Flavor characteristics:

  • No  overcommitment  of  hyperthreadeded  CPU cores
  • Root disks are on redundant SSDs in RAID-1.
  • Networking between machines is 10Gb/s
  • Networking is redundant
  • Power is redundant
  • Plenty of memory per GPU.

However, there are some limitations & caveats:

  • As we use PCI passthrough to get the whole GPGPU into the instance, the administrators are not able to access the GPGPU and check its health. Please report errors or problems with the GPGPUs to CSC (and attach the output of the command " nvidia - smi  -q" when you do so).
  • Application  needs to be able to utilize the GPU to get a speedup.

As these instances are also tightly tied to the hardware, you may expect downtime of instances during maintenance of the hardware.

The same type of GPGPUs are also available in the batch system on Taito https://research.csc.fi/taito-gpu.

Installation and Configuration of GPU images

We have specific CUDA images available for use with the GPU nodes. These images come pre-installed with the freshest CUDA version. One may use any other images with the GPU flavors, but in this case you will have to install the required libraries yourself. If you want to use your own images, https://research.csc.fi/pouta-adding-images has more details about how CSC customizes the images.

Deprecated flavors

This is the set of original flavors that has been available since cPouta was launched. You should not launch any new virtual machines using any of these flavors. Existing virtual machines that use these flavors will continue to work. We will maintain these flavors for a period of time, but they will be removed at some point in the near future.

Quota

Each cPouta project has a cloud computing quota that limits the usage of simultaneous cloud resources. The default quota listed below is quite small, but users can apply for extensions through the resource allocation process of CSC.
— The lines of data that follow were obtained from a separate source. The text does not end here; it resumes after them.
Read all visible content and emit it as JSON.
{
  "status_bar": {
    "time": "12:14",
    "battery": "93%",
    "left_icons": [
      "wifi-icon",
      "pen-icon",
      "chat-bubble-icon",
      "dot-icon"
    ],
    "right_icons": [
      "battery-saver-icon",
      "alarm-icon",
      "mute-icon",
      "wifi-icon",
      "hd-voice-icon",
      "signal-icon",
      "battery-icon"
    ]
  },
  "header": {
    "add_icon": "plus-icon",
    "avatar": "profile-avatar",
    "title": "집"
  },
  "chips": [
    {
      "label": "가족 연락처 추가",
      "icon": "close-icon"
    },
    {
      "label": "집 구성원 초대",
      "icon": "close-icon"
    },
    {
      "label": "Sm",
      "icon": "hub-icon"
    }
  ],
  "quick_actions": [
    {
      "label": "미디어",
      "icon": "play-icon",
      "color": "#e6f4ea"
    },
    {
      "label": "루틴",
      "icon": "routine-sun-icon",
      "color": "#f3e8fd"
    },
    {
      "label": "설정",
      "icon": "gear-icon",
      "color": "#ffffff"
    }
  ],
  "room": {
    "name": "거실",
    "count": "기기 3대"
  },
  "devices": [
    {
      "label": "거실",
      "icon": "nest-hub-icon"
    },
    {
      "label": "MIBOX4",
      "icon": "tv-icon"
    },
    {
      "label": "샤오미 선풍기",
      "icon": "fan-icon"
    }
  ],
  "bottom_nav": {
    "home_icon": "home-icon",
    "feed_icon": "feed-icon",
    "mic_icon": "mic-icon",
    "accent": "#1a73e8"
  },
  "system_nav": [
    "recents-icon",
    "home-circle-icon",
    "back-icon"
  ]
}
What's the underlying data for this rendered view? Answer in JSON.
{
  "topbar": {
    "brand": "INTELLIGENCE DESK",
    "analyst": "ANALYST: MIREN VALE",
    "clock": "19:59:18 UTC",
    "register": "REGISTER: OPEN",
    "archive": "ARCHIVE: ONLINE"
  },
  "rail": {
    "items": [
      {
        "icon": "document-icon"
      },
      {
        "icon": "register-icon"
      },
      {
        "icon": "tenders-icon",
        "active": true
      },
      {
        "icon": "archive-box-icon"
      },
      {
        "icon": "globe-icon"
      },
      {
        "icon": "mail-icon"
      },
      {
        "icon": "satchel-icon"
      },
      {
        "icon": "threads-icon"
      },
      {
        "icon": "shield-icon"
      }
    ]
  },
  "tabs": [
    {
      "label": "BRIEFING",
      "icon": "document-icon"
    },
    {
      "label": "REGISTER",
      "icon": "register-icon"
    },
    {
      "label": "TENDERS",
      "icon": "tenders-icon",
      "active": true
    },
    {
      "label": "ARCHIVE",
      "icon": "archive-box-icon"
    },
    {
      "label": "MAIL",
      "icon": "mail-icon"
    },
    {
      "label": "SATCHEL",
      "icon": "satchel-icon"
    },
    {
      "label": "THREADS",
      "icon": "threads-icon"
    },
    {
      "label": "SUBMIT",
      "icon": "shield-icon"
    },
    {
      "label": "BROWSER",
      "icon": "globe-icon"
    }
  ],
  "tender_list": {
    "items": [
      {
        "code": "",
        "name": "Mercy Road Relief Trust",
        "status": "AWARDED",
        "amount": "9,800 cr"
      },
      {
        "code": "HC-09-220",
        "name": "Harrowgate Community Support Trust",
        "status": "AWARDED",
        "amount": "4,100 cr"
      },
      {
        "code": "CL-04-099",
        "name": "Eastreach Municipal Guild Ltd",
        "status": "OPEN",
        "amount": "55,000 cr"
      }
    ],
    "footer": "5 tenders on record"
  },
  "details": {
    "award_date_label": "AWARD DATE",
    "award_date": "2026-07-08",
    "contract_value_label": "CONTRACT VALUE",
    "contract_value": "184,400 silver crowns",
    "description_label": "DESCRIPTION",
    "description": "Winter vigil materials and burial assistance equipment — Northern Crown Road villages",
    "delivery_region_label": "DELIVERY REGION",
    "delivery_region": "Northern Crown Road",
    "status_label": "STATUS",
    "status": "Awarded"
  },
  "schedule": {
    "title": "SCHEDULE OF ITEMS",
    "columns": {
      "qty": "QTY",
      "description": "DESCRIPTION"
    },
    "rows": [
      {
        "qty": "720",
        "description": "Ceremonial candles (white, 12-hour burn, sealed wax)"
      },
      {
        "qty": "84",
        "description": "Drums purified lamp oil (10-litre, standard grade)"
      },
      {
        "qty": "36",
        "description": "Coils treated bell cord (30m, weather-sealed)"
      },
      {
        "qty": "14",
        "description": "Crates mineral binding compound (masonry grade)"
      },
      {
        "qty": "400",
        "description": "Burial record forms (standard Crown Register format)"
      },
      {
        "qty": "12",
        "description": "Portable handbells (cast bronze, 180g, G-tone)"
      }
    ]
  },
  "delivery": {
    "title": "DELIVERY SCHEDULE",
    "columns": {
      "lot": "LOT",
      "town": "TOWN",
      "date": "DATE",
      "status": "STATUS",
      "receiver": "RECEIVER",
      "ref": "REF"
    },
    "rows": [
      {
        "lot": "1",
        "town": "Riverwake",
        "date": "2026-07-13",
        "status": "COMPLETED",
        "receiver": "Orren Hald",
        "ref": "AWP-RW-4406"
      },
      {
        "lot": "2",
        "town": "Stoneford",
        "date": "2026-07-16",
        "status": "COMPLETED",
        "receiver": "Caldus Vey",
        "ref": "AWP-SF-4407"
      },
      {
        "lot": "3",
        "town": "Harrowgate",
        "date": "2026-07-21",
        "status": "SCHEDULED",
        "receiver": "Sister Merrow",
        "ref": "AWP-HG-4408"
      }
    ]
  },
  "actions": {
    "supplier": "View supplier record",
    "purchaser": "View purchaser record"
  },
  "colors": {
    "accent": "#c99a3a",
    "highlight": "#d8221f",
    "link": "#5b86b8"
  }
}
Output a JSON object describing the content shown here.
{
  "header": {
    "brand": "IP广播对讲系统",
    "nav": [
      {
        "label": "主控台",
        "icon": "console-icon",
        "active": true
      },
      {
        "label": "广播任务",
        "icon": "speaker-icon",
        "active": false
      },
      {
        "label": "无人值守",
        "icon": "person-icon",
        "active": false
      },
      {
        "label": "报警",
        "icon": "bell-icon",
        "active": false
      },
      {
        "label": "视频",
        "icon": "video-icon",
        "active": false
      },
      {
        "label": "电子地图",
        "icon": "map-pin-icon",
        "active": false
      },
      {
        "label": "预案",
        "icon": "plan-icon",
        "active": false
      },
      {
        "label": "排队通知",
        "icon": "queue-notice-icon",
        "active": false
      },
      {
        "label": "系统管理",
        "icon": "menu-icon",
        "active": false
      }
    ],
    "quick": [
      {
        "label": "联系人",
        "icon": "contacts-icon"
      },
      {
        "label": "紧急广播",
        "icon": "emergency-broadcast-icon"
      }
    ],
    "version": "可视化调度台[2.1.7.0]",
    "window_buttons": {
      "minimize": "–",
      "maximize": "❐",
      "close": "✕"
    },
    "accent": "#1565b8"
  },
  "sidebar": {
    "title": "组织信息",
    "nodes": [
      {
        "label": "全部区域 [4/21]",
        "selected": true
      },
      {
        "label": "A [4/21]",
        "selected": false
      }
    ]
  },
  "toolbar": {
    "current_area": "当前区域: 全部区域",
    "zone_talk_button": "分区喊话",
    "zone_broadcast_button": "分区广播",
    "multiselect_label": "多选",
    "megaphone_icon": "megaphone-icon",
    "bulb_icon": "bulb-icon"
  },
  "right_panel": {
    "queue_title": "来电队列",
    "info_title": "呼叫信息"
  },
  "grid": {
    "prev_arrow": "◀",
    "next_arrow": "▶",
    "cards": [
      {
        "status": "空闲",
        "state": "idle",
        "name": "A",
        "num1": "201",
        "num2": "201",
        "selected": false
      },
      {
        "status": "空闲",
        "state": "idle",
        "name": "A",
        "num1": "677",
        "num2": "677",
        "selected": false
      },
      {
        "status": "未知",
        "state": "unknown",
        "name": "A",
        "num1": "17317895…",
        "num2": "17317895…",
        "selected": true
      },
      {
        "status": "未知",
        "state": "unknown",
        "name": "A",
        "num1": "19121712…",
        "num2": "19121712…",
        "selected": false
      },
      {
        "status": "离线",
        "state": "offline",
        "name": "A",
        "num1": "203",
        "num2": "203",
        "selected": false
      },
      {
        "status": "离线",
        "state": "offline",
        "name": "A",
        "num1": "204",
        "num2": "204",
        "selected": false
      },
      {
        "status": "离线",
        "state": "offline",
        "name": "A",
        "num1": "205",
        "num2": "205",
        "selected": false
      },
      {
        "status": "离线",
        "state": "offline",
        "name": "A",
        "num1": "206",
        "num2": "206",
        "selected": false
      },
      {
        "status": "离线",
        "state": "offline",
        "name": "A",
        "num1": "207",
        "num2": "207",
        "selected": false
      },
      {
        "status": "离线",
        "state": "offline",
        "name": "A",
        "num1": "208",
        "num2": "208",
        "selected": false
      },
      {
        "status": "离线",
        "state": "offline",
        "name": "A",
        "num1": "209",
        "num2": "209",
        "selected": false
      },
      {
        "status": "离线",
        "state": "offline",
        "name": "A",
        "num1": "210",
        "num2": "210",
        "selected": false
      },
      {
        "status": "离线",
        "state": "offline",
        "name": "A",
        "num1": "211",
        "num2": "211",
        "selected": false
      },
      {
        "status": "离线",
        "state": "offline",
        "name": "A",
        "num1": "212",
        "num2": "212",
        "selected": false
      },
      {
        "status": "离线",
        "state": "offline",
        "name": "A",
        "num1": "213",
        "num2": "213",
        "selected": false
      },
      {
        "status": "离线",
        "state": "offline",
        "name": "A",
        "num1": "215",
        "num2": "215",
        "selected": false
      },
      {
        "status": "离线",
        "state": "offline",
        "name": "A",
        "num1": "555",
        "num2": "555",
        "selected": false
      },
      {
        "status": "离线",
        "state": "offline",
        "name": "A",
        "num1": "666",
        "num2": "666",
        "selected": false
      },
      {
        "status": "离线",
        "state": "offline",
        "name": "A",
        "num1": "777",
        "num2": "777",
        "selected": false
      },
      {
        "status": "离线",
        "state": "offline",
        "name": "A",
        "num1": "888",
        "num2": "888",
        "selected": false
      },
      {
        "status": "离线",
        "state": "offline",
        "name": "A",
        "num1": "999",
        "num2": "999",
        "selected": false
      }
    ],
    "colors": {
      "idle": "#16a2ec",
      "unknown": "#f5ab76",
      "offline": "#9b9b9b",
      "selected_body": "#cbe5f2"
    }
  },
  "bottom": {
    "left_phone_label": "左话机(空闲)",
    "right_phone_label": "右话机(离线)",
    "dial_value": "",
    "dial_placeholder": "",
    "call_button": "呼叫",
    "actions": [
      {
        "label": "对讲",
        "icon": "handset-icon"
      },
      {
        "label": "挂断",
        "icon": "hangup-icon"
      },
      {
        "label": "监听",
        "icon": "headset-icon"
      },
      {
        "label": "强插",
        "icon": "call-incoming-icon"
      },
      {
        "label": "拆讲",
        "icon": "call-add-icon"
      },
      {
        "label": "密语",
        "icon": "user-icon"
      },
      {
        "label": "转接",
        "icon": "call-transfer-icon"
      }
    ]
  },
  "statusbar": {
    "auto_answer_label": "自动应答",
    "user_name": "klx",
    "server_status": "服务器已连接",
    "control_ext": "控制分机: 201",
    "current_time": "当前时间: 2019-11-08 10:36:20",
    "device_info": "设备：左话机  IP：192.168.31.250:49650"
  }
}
Table 3.2 Default size of the cPouta project quota.

Instances 8
Cores 8
Memory  32 GB  
  Floating IPs    2
Storage 1 TB

 

With the default resources, a cPouta user could launch 8 standard.tiny instances or 2 standard.large instances or 1 hpc-gen1.8core instance. The purpose of the quota is to prevent individual users from reserving the entire cluster and thus preventing access for other users.

cPouta usage is also limited by the computing time quota of the project. This quota is consumed by all the users in the project in all the servers of CSC.

Storage is also limited by a quota. The default quota for new projects is 1 TB. Additional allocations can be requested through our resource allocation process. In the future CSC will implement time based billing for storage. CSC reserves the right to charge for storage above a certain threshold in the future.